Affirm reported a fiscal third-quarter revenue of $576 million, surpassing the consensus forecast of $550 million by analysts polled by FactSet. The company also provided strong guidance for the current quarter in terms of revenue and gross merchandise volume. However, the positive earnings report was overshadowed by a significant drop in share price, which Smith attributes to factors external to Affirm's performance. Notably, a decline in business partner Shopify's stock by over 18% due to management commentary on revenue growth headwinds and a Bloomberg report discussing the lack of disclosure around consumer debt on delayed payment platforms contributed to the negative market reaction.
The broader financial sector and technology updates reveal a flurry of analyst ratings and market movements.

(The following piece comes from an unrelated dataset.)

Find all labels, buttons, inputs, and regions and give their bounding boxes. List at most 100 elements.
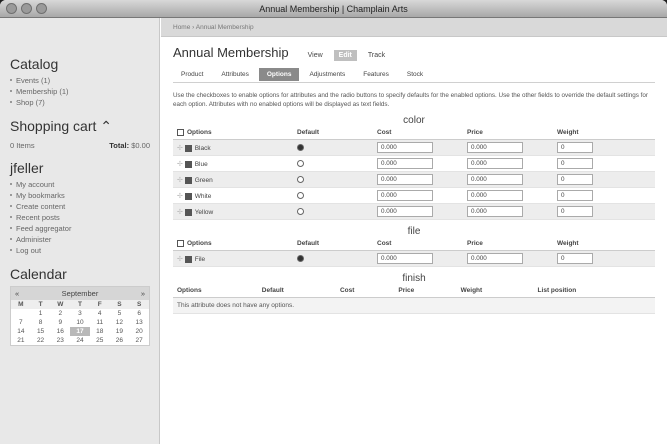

Goldman Sachs and JPMorgan have made bullish calls on companies like Sunrun and SolarEdge, while Affirm's recent dip has led to its upgrade. Other companies such as Arm Holdings and Airbnb have also seen positive adjustments based on their growth prospects. The tech and travel sectors, in particular, are highlighted for their strong fiscal results and potential for future growth. Additionally, upgrades in various sectors, including media, entertainment, and consumer goods, reflect a dynamic market environment with Apple, Costco, and Fox receiving notable mentions for their potential earnings acceleration and growth in services revenue.
"Not letting a good sell off go to waste."